Largely, the taxability of non-compete fees depends on the terms of the agreement. For example, if the transaction document for the transfer of shares/ business does not provide for any specific consideration towards non-compete fees, the taxpayer may seek to claim to tax the entire consideration (including non-compete fees) as capital gains. This treatment may offer a tax arbitrage opportunity to the taxpayer, since the said element would get taxed at 20% (if long-term in nature) instead of 30%. However, this carries the risk of litigation, since the tax authorities can seek to determine a proportion of the sale consideration towards such non-compete fees and levy higher tax by changing the nature of such allocated amount, as income from business and profession.
Further, in one case, it has been laid down that where capital asset is in the nature of the taxpayer’s right to carry on business, the non-compete consideration will be liable for capital gains.

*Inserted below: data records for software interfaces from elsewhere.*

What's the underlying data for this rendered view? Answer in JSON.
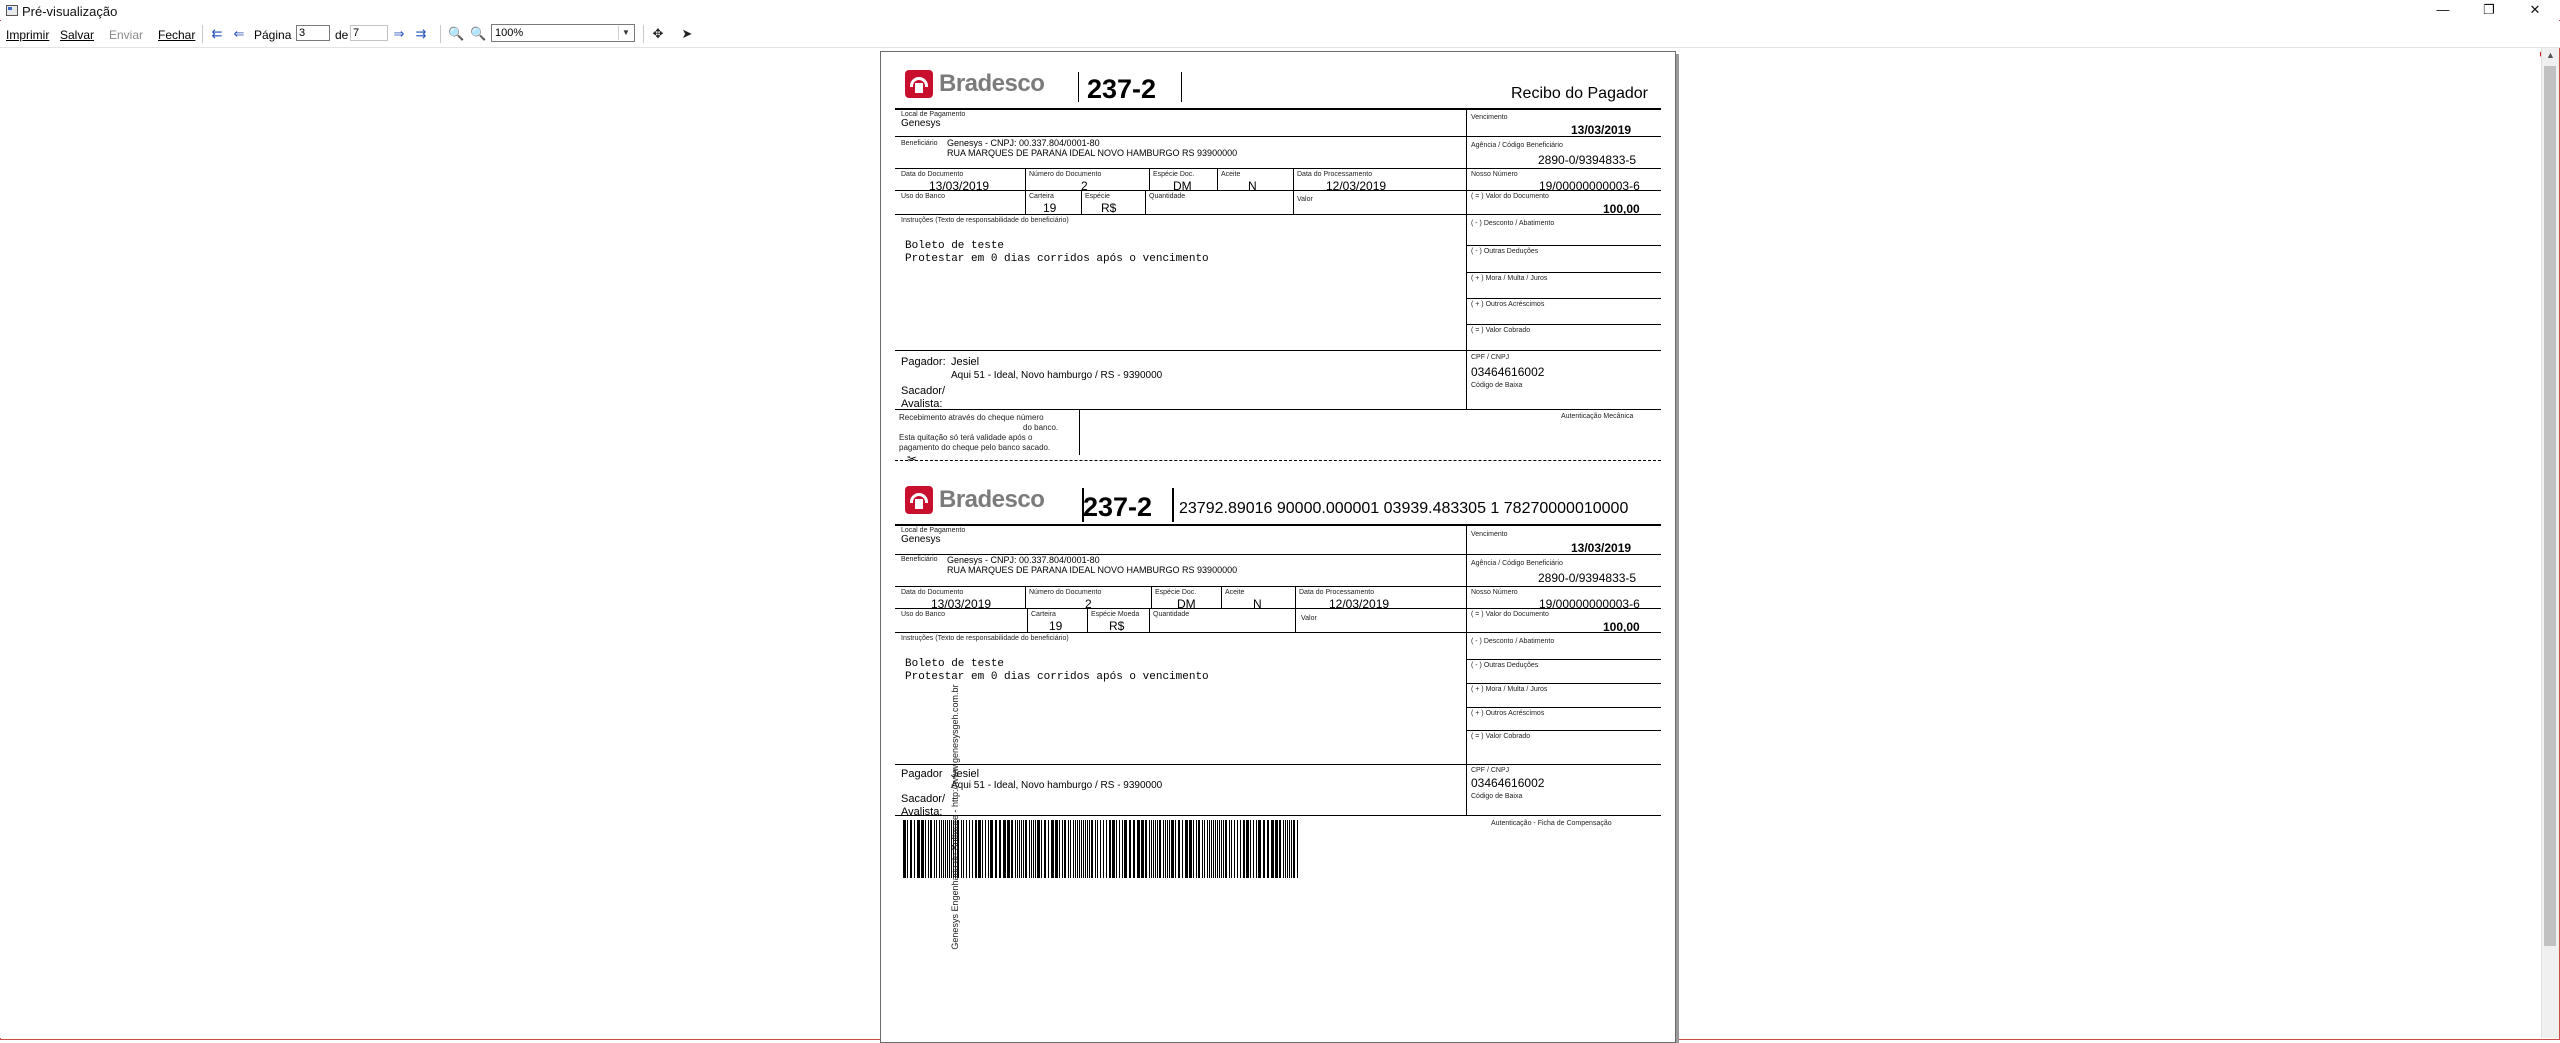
{
  "window": {
    "title": "Pré-visualização",
    "controls": {
      "minimize": "—",
      "maximize": "❐",
      "close": "✕"
    }
  },
  "toolbar": {
    "print": "Imprimir",
    "save": "Salvar",
    "send": "Enviar",
    "close": "Fechar",
    "page_label": "Página",
    "page_current": "3",
    "page_of": "de",
    "page_total": "7",
    "zoom": "100%"
  },
  "receipt": {
    "bank_name": "Bradesco",
    "bank_code": "237-2",
    "title": "Recibo do Pagador",
    "payment_place_label": "Local de Pagamento",
    "payment_place": "Genesys",
    "due_label": "Vencimento",
    "due_date": "13/03/2019",
    "beneficiary_label": "Beneficiário",
    "beneficiary_line1": "Genesys - CNPJ: 00.337.804/0001-80",
    "beneficiary_line2": "RUA MARQUES DE PARANA   IDEAL NOVO HAMBURGO RS 93900000",
    "agency_label": "Agência / Código Beneficiário",
    "agency": "2890-0/9394833-5",
    "doc_date_label": "Data do Documento",
    "doc_date": "13/03/2019",
    "doc_number_label": "Número do Documento",
    "doc_number": "2",
    "doc_kind_label": "Espécie Doc.",
    "doc_kind": "DM",
    "accept_label": "Aceite",
    "accept": "N",
    "process_date_label": "Data do Processamento",
    "process_date": "12/03/2019",
    "our_number_label": "Nosso Número",
    "our_number": "19/00000000003-6",
    "bank_use_label": "Uso do Banco",
    "wallet_label": "Carteira",
    "wallet": "19",
    "currency_label": "Espécie",
    "currency": "R$",
    "quantity_label": "Quantidade",
    "value_label": "Valor",
    "doc_value_label": "( = ) Valor do Documento",
    "doc_value": "100,00",
    "discount_label": "( - ) Desconto / Abatimento",
    "deductions_label": "( - ) Outras Deduções",
    "interest_label": "( + ) Mora / Multa / Juros",
    "additions_label": "( + ) Outros Acréscimos",
    "charged_label": "( = ) Valor Cobrado",
    "instructions_label": "Instruções (Texto de responsabilidade do beneficiário)",
    "instruction1": "Boleto de teste",
    "instruction2": "Protestar em 0 dias corridos após o vencimento",
    "payer_label": "Pagador:",
    "payer_name": "Jesiel",
    "payer_address": "Aqui 51  - Ideal, Novo hamburgo / RS - 9390000",
    "drawer_label": "Sacador/",
    "guarantor_label": "Avalista:",
    "cpf_label": "CPF / CNPJ",
    "cpf": "03464616002",
    "lower_code_label": "Código de Baixa",
    "cheque_line1": "Recebimento através do cheque número",
    "cheque_line2": "do banco.",
    "cheque_line3": "Esta quitação só terá validade após o",
    "cheque_line4": "pagamento do cheque pelo banco sacado.",
    "mechanical_auth_label": "Autenticação Mecânica",
    "scissors": "✂"
  },
  "slip": {
    "bank_name": "Bradesco",
    "bank_code": "237-2",
    "digitable_line": "23792.89016 90000.000001 03939.483305 1 78270000010000",
    "payment_place_label": "Local de Pagamento",
    "payment_place": "Genesys",
    "due_label": "Vencimento",
    "due_date": "13/03/2019",
    "beneficiary_label": "Beneficiário",
    "beneficiary_line1": "Genesys - CNPJ: 00.337.804/0001-80",
    "beneficiary_line2": "RUA MARQUES DE PARANA   IDEAL NOVO HAMBURGO RS 93900000",
    "agency_label": "Agência / Código Beneficiário",
    "agency": "2890-0/9394833-5",
    "doc_date_label": "Data do Documento",
    "doc_date": "13/03/2019",
    "doc_number_label": "Número do Documento",
    "doc_number": "2",
    "doc_kind_label": "Espécie Doc.",
    "doc_kind": "DM",
    "accept_label": "Aceite",
    "accept": "N",
    "process_date_label": "Data do Processamento",
    "process_date": "12/03/2019",
    "our_number_label": "Nosso Número",
    "our_number": "19/00000000003-6",
    "bank_use_label": "Uso do Banco",
    "wallet_label": "Carteira",
    "wallet": "19",
    "currency_label": "Espécie Moeda",
    "currency": "R$",
    "quantity_label": "Quantidade",
    "value_label": "Valor",
    "doc_value_label": "( = ) Valor do Documento",
    "doc_value": "100,00",
    "discount_label": "( - ) Desconto / Abatimento",
    "deductions_label": "( - ) Outras Deduções",
    "interest_label": "( + ) Mora / Multa / Juros",
    "additions_label": "( + ) Outros Acréscimos",
    "charged_label": "( = ) Valor Cobrado",
    "instructions_label": "Instruções (Texto de responsabilidade do beneficiário)",
    "instruction1": "Boleto de teste",
    "instruction2": "Protestar em 0 dias corridos após o vencimento",
    "payer_label": "Pagador",
    "payer_name": "Jesiel",
    "payer_address": "Aqui 51  - Ideal, Novo hamburgo / RS - 9390000",
    "drawer_label": "Sacador/",
    "guarantor_label": "Avalista:",
    "cpf_label": "CPF / CNPJ",
    "cpf": "03464616002",
    "lower_code_label": "Código de Baixa",
    "auth_label": "Autenticação - Ficha de Compensação",
    "side_text": "Genesys Engenharia de Software - http://www.genesysgeh.com.br"
  }
}
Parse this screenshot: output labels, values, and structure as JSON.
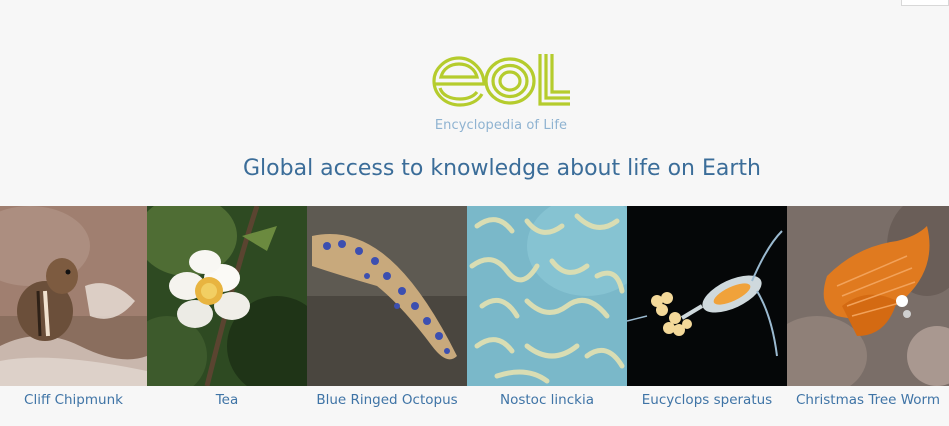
{
  "brand": {
    "logo_text": "eoL",
    "subtitle": "Encyclopedia of Life",
    "logo_color": "#b5cc2d"
  },
  "tagline": "Global access to knowledge about life on Earth",
  "colors": {
    "caption_link": "#3f74a6",
    "tagline": "#3b6d99",
    "background": "#f7f7f7"
  },
  "species": [
    {
      "name": "Cliff Chipmunk",
      "image": "chipmunk-photo"
    },
    {
      "name": "Tea",
      "image": "tea-flower-photo"
    },
    {
      "name": "Blue Ringed Octopus",
      "image": "octopus-photo"
    },
    {
      "name": "Nostoc linckia",
      "image": "cyanobacteria-photo"
    },
    {
      "name": "Eucyclops speratus",
      "image": "copepod-photo"
    },
    {
      "name": "Christmas Tree Worm",
      "image": "worm-photo"
    }
  ]
}
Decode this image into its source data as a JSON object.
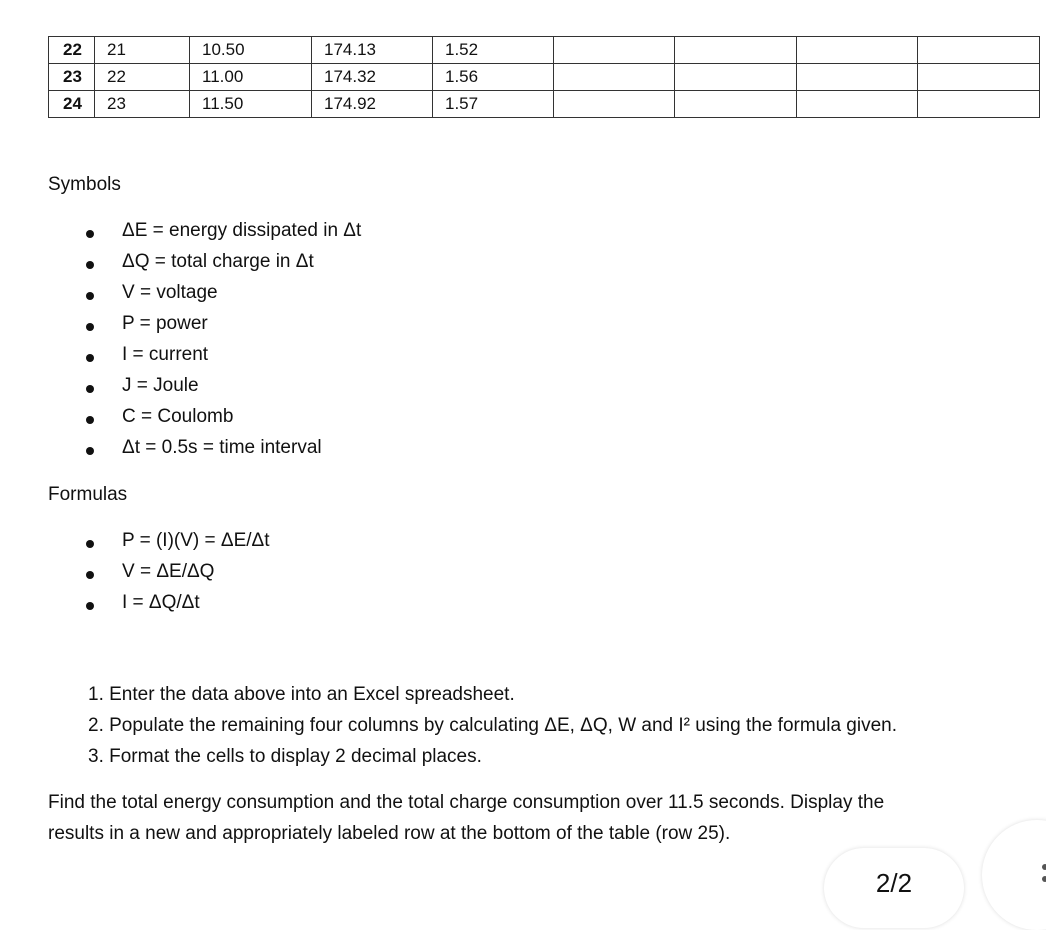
{
  "table": {
    "rows": [
      [
        "22",
        "21",
        "10.50",
        "174.13",
        "1.52",
        "",
        "",
        "",
        ""
      ],
      [
        "23",
        "22",
        "11.00",
        "174.32",
        "1.56",
        "",
        "",
        "",
        ""
      ],
      [
        "24",
        "23",
        "11.50",
        "174.92",
        "1.57",
        "",
        "",
        "",
        ""
      ]
    ]
  },
  "symbols": {
    "heading": "Symbols",
    "items": [
      "ΔE = energy dissipated in Δt",
      "ΔQ = total charge in Δt",
      "V = voltage",
      "P = power",
      "I = current",
      "J = Joule",
      "C = Coulomb",
      "Δt = 0.5s = time interval"
    ]
  },
  "formulas": {
    "heading": "Formulas",
    "items": [
      "P = (I)(V) = ΔE/Δt",
      "V = ΔE/ΔQ",
      "I = ΔQ/Δt"
    ]
  },
  "steps": [
    "1.  Enter the data above into an Excel spreadsheet.",
    "2.  Populate the remaining four columns by calculating ΔE, ΔQ, W and I² using the formula given.",
    "3.  Format the cells to display 2 decimal places."
  ],
  "paragraph": [
    "Find the total energy consumption and the total charge consumption over 11.5 seconds. Display the",
    "results in a new and appropriately labeled row at the bottom of the table (row 25)."
  ],
  "page_indicator": "2/2"
}
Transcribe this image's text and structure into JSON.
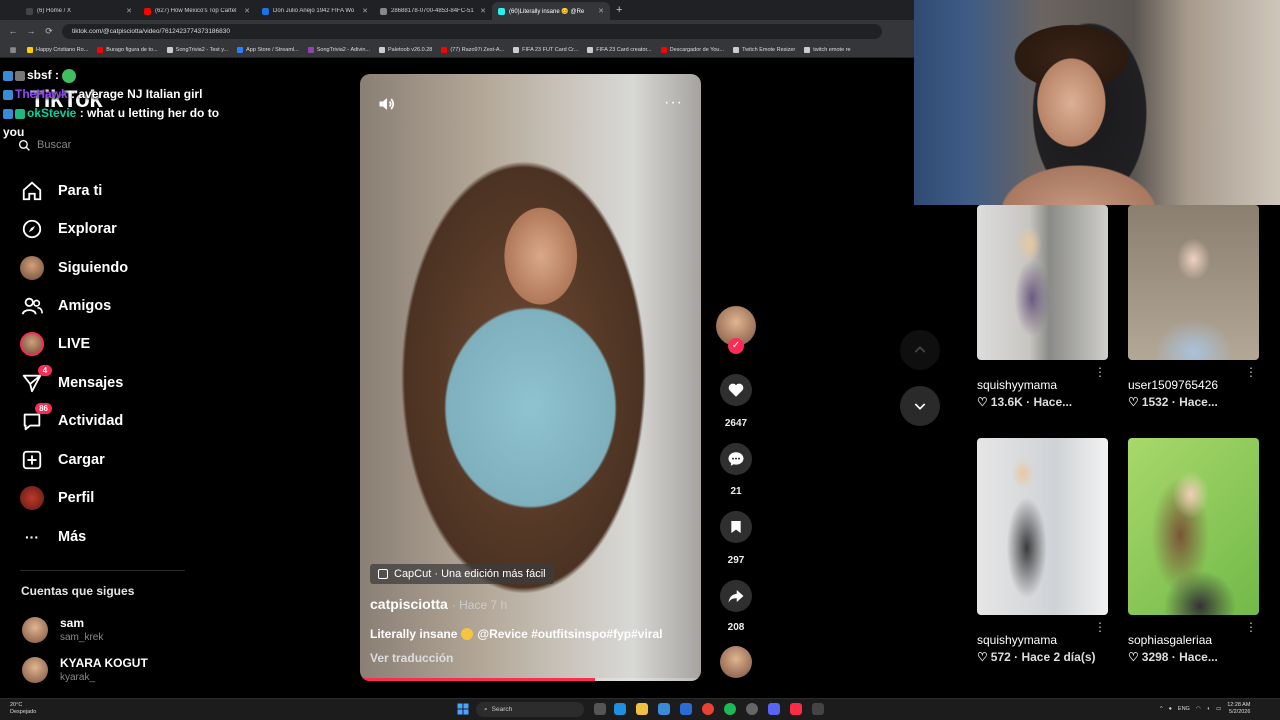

However, where the non-compete relates to a taxpayer who is actually carrying on the business and does not merely have a right, the tax may be charged as business income.
Clearly, no single explanation will fit all cases. Hence, while determining the tax implications in case of non-compete fees, it will be necessary to consider various factors, such as deal structure, nature of transaction, parties’ contractual intent, whether the transaction pertains to transfer of a right to carry on business or allowing the payer a right to stop the recipient party from undertaking a competing business, etc.
II. Indirect tax implications
Non-compete fees fall within the ambit of indirect tax laws, since refraining from doing an act, tolerating an act or situation, and doing an act are all construed as a service, i.e., the person receiving non-compete fees will be assumed to be the person providing the services. Hence, the Goods and Service Tax (GST) implications will have to be evaluated in the case of both business and service agreements, including the non-complete clause. Further, in case the service provider (i.e. receiver of non-compete fees) is located outside the taxable territory but the service is being provided in the taxable territory, GST shall be payable by the service receiver (i.e. the person paying non-compete fees) under the reverse charge mechanism.
Non-compete agreements play a prominent role in today’s business environment. Non-compete fees can have far reaching implications under various laws as well as on general business functioning. Both the recipient (i.e. payee) and the payer of non-compete fees should weigh the impact under these regulations, especially under the income-tax laws. While there is sufficient clarity on the tax treatment of non-compete fees in the hands of the recipient of such fees, much needed guidance is still awaited from the tax authorities on its treatment in the hands of payer.